"Glass is a fascinating and compelling material to work with. When super hot it can be poured and cast in a fluid state, or blown and sculptured hot in a semi-molten state.When solid at room temperature it can be cut, faceted and polished to a fine brilliance. Tooled for thousands of years glass is the most precious when worked to capture this unique relationship with light.
Glass, technically speaking, is neither a solid nor a liquid. It can be better described as a 'super cooled liquid' having no crystalline structure at all. hence it breaks randomly jagged and dangerously sharp. I try to think of glass as a liquid that's frozen to room temperature in a controlled and sometimes precarious balancing act of heat, gravity, timing and human intervention in these processes.

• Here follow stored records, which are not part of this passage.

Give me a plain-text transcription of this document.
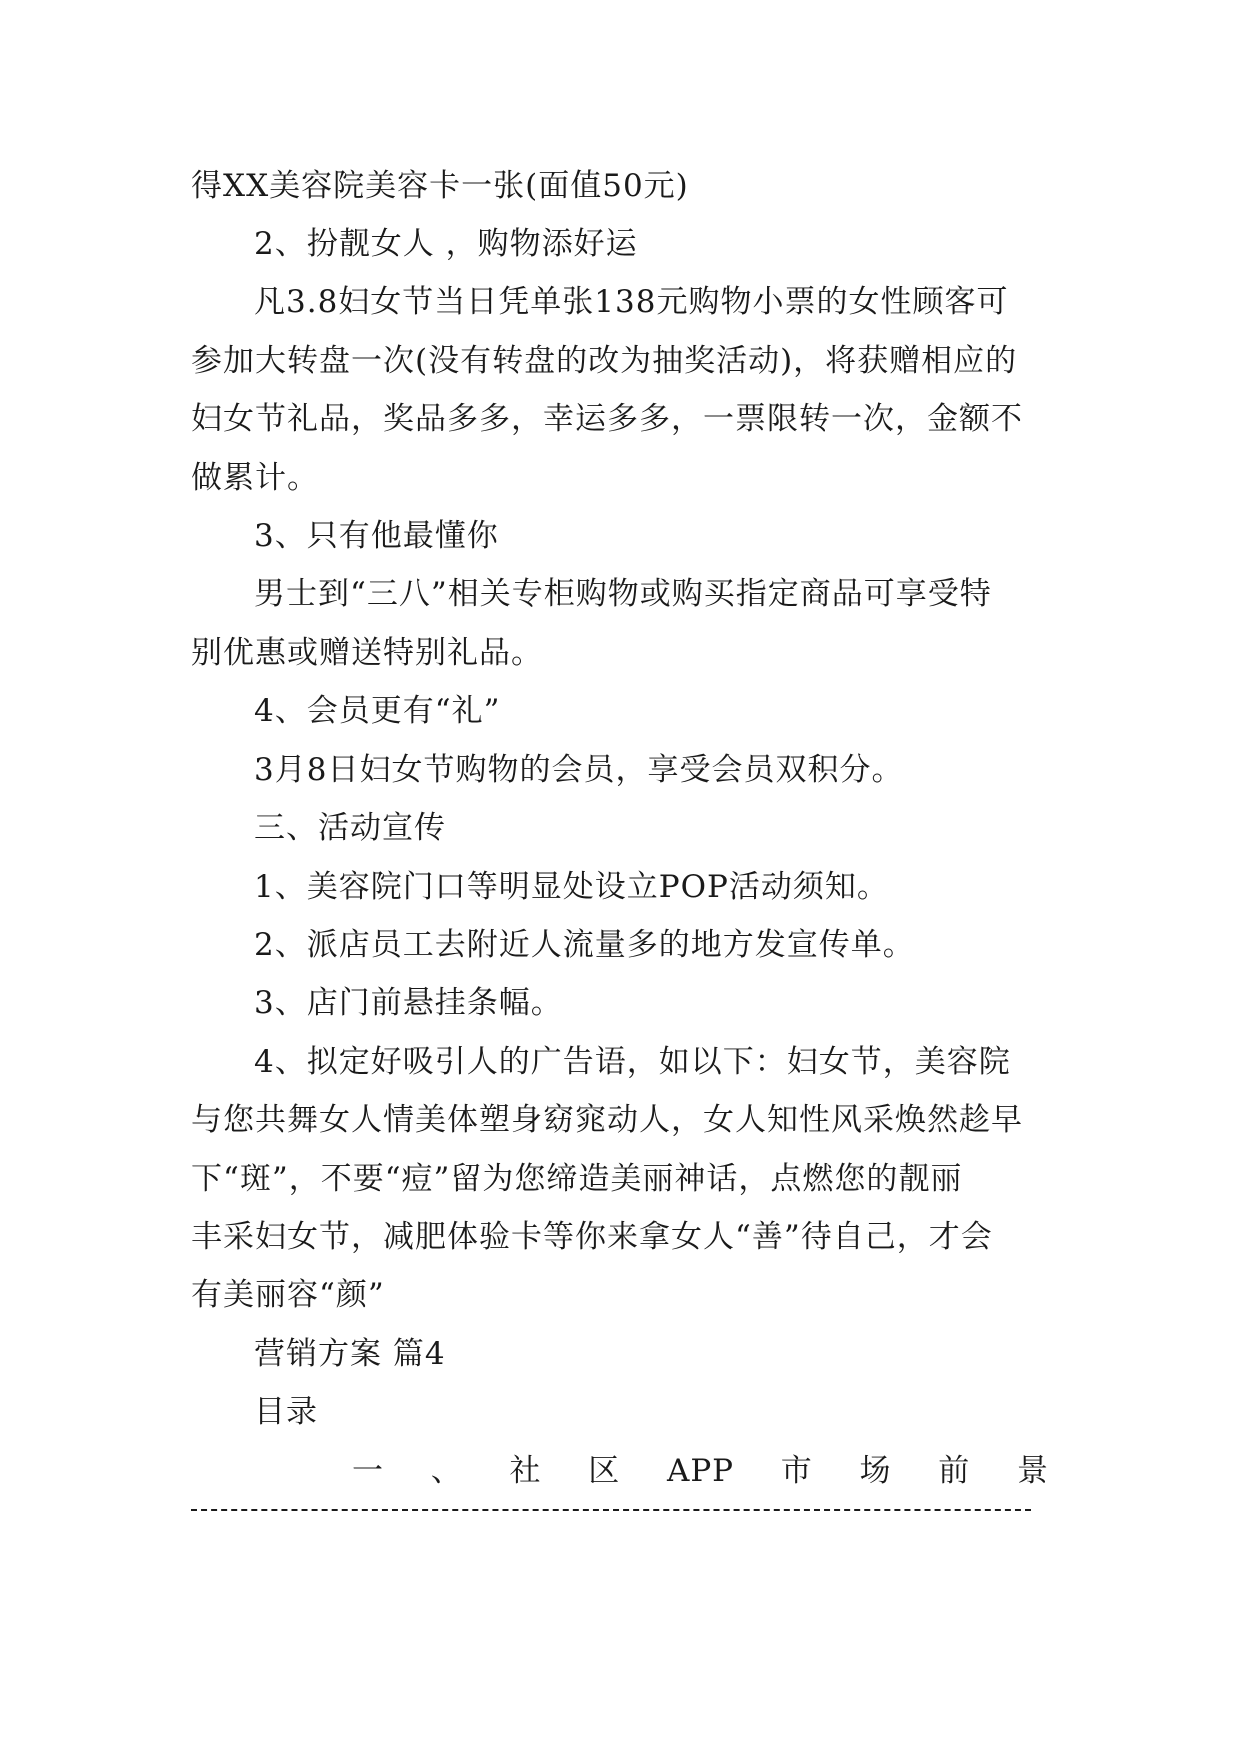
得XX美容院美容卡一张(面值50元)
2、扮靓女人 ，购物添好运
凡3.8妇女节当日凭单张138元购物小票的女性顾客可
参加大转盘一次(没有转盘的改为抽奖活动)，将获赠相应的
妇女节礼品，奖品多多，幸运多多，一票限转一次，金额不
做累计。
3、只有他最懂你
男士到“三八”相关专柜购物或购买指定商品可享受特
别优惠或赠送特别礼品。
4、会员更有“礼”
3月8日妇女节购物的会员，享受会员双积分。
三、活动宣传
1、美容院门口等明显处设立POP活动须知。
2、派店员工去附近人流量多的地方发宣传单。
3、店门前悬挂条幅。
4、拟定好吸引人的广告语，如以下：妇女节，美容院
与您共舞女人情美体塑身窈窕动人，女人知性风采焕然趁早
下“斑”，不要“痘”留为您缔造美丽神话，点燃您的靓丽
丰采妇女节，减肥体验卡等你来拿女人“善”待自己，才会
有美丽容“颜”
营销方案 篇4
目录
一 、 社 区 APP 市 场 前 景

The compelling and fascinating challenge for me now is trying to work with glass in such a way that concentrates on and expresses this fluidity as a material and its relationship with light. Many of my current designs are an effort to capture both this frozen gesture in form while also playing with the richness in color and light that glass generates.
Most of my work is functional as I've often felt most satisfyied making things that are both beautiful and useful. But I'm trying not to limit myself to this aesthetic and have begun to develop some new sculptural ideas recently."
Nicholas Kekic was given the rare gift of being born into a glass making family. His grandfather worked in an industrial glass making facility at General Electric for forty two years. This wealth of technical knowledge and years of expereince was gifted to Nick's father, Thomas Kekic, an artist, craftsman and teacherwho put it to use helping start the glass program at Rochester Institute of Technology in the early studio art glass movement in America.
Growing up in this enviroment Nick was surrounded by hand-made objects and people who took care and effort in the creative process, people who found value in these things and the life of ideas and creativity they can generate. It is this tradition he believes that making and using these objects brings a richness to our lives that is both unique and precious. These objects have a great value not only in how they are appreciated but in the process of their creation as well.
Nick has been working in glass on his own now with his wife, Tamasin Ballou, a potter and has most recently settled in Chester, Vermont where they built a home and studios. Nickolas Kekic's Glass has been shown in Galleries and private collections throughout the U.S.